Mahendra Chaudhary (1942- ) was a person on the left of the Fijian labour movement who would have spoke the truth if he thought AAFLI was up to nefarious political activity or ‘spying’. I back his testimony over anything McKnight wrote.
I met Chaudhary on visits to Fiji and his to Australia. Along with D.P. Singh, a Vice President of the Fijian Trades Union Congress (FTUC), more of a moderate labor type in his case, I kept abreast of events in Fiji in the 1980s. Both of them were slightly wary of James Raman, the General Secretary of the FTUC, whom they saw as the ultimate pragmatist, without a political framework or compass to guide him. Raman joined them all in forming the Fiji Labour Party, but I got the impression that he feared the Chiefs and traditional society were not ready to share power, that despite prominent support from certain native Fijians, that the Labour Party might be pilloried as an Indian take-over of the government.
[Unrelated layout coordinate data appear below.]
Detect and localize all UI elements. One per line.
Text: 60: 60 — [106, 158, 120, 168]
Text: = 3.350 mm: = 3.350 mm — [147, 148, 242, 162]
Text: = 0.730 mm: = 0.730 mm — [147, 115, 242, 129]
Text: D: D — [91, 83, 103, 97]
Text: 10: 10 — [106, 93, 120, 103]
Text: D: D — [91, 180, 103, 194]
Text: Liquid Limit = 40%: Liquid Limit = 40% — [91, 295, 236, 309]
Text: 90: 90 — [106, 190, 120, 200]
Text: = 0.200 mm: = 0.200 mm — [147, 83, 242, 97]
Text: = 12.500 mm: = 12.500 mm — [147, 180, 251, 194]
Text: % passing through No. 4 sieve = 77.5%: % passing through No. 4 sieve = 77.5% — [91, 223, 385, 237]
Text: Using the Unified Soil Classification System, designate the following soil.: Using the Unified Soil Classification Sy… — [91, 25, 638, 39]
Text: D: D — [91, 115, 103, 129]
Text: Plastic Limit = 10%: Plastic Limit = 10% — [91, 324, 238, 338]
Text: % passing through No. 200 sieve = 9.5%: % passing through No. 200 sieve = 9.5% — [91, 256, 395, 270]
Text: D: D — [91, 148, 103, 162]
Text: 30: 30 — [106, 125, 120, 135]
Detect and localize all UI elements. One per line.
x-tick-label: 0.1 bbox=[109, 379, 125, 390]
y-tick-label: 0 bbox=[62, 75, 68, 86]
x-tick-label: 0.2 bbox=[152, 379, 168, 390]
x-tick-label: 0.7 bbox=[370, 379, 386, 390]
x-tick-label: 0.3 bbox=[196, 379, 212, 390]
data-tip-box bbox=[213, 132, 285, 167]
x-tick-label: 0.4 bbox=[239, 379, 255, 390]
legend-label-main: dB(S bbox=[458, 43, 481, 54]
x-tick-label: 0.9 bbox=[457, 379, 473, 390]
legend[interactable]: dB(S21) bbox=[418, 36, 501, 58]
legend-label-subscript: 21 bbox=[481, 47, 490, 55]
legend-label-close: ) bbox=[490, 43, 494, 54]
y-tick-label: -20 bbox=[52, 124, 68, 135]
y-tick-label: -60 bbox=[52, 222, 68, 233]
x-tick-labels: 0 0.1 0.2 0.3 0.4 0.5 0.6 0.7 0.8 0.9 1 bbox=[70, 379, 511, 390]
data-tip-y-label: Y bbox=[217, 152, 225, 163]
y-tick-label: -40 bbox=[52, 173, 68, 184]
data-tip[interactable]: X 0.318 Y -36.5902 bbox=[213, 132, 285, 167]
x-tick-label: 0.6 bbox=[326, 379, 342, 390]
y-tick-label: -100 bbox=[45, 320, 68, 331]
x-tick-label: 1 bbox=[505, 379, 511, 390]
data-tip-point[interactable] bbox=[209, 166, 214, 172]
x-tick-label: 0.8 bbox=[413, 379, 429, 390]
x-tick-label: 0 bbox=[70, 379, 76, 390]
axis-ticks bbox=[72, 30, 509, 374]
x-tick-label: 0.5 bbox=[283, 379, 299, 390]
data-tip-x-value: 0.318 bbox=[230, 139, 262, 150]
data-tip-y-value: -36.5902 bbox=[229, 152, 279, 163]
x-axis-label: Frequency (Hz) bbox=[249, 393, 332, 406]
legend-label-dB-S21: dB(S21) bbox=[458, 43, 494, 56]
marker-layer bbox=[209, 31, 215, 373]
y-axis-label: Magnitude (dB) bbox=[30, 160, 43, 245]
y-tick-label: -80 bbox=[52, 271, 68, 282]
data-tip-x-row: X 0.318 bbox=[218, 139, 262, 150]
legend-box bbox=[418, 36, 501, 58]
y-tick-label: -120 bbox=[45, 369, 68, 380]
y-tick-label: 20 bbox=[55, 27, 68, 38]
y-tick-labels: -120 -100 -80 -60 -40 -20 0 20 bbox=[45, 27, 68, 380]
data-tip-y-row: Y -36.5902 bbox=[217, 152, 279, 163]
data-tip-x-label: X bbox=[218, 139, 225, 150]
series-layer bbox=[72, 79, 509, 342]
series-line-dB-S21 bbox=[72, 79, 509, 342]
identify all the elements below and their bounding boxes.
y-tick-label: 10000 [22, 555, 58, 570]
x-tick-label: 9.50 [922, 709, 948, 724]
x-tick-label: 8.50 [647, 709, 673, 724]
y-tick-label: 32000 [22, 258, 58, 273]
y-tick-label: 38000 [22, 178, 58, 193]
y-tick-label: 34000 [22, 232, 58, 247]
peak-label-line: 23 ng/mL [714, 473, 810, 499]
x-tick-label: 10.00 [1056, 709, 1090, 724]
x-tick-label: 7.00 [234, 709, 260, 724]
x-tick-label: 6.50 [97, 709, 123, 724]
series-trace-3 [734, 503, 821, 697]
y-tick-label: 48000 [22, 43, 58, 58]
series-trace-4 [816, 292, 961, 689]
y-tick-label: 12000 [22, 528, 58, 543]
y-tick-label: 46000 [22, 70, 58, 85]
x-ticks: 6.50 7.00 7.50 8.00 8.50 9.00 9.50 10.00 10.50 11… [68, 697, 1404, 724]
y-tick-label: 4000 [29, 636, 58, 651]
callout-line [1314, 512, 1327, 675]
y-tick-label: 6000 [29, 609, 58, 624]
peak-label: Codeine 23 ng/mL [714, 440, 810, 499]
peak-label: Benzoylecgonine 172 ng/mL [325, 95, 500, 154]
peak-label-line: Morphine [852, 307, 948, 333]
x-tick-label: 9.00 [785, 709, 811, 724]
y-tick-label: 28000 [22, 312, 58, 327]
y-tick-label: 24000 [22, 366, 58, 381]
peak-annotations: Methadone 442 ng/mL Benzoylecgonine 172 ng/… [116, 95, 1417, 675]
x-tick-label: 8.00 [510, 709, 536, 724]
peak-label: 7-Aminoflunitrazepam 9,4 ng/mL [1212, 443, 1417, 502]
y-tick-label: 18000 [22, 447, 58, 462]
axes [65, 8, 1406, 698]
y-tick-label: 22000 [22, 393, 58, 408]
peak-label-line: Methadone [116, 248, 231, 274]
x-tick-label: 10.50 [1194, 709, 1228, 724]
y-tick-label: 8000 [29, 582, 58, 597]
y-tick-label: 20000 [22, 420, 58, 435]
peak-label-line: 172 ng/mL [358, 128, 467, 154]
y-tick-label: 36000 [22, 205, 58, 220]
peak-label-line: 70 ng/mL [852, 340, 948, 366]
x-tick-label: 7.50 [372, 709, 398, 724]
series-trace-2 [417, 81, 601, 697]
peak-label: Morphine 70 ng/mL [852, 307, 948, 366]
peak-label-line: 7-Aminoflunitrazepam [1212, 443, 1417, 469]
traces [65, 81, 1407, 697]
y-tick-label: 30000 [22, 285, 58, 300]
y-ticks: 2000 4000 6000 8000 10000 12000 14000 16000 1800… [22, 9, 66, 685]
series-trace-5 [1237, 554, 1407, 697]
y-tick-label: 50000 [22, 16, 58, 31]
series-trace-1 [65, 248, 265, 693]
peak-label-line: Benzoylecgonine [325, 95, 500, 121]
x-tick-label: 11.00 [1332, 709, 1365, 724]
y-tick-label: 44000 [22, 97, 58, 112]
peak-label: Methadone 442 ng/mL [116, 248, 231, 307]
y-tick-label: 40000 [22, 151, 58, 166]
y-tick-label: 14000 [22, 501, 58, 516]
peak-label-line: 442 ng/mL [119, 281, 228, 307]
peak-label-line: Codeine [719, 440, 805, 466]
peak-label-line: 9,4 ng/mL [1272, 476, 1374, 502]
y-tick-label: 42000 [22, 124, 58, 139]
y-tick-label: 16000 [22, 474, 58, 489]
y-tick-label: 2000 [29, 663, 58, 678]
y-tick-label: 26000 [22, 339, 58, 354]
Whatever his reservations, fears of racial conflict, and foresight in seeing the potential political environment worsen the position of the trade unions, he fought to defend the Labour Party and what his supporters wanted – equal representation under the law.
Sadly, the coups in Fiji meant that as with many Fijian Indians, Singh migrated to New Zealand, seeing no point staying in a country where his children could never aspire to true equality. There was a brain drain from the country.
In contrast, Chaudhary thought migration and exile unthinkable. I found him an engaging, thoughtful, logical mind, easily the most impressive person I met in the Pacific. There was a touch of the ascetic purist, Gandhian in spirit, to him. Chaudhary managed to speak calmly, yet incredibly passionately, about human and labour rights, in a style shorn of jargon, in clear and beautifully phrased language.
It has been a terrible loss for Fiji that bandits, charlatans and adventurers, in the name of native Fijian nationalism, seized power in 2000, a year after he became Prime Minister in May 1999, after a victorious election campaign.